Any conviction you have when starting work on a project fades fast when word of a deadline extension comes through. After all, you have another week or month until the project must be completed.

The hurry is that the same problems you had the first time around loom even more the second time: the stress of the time crunch, and the fear of not doing it right, writes Heidi Grant Halvorson, associate director for the Motivation Science Center at the Columbia University Business School.

You haven’t actually diverted anything. You’ve just been given more time to worry about it. Here’s why you’re pulling your hair out and not getting much done, Halvorson writes:

  • The goal-looms-larger effect. When a deadline is delayed, the newly added distance between you and your goal decreases the urgency you feel to complete it.
  • Procrastination. You wait around until the last minute, then work feverishly under insane time limits. And now you’re going to do it again because you’ve been given the opportunity to do it again.
  • Planning fallacy. You plan the exact amount of time you can do a project within a time frame that accounts for unrealistic best-case scenarios and without any thought  to a project’s subcomponents. You might call this “delusions of grandeur.”

So how do you save yourself from your own neuroses and bad habits?

  • Set interim deadlines.
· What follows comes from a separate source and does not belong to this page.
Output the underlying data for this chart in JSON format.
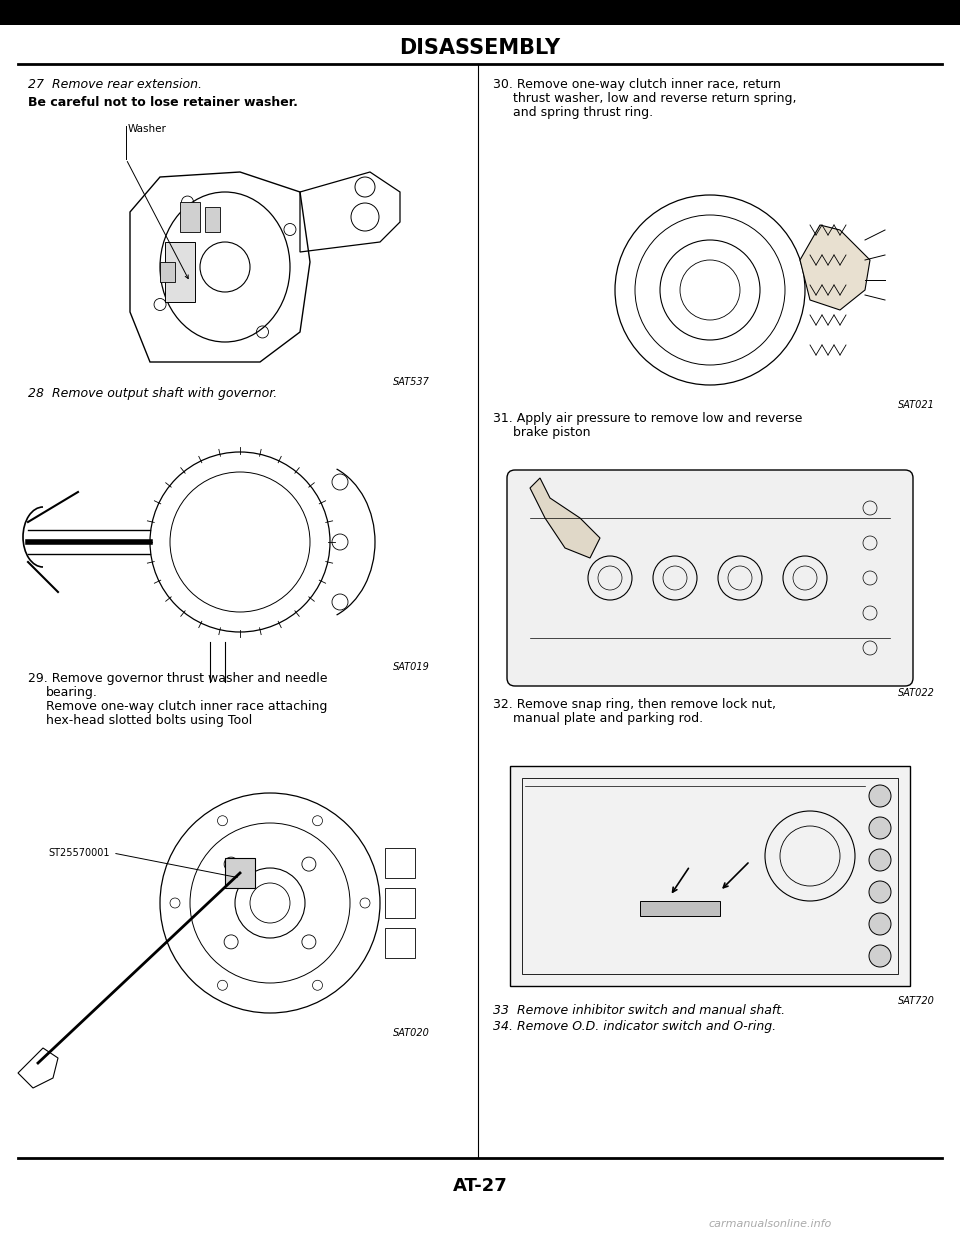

Make mini-deadlines for the pieces of whatever elephant you’re eating. It’s a confidence boost without the delusion. Every minicommitment will draw you closer to your goal, and the looming task won’t seem so daunting when cut into bite-size pieces.
  • Anticipate how things could go wrong. Don’t kid yourself into thinking your plan is flawless. Think ahead and strategize.
  • Manage your time. Look at your interim deadlines and consider how long these tasks will take to complete. Give yourself time for mistakes and mishaps.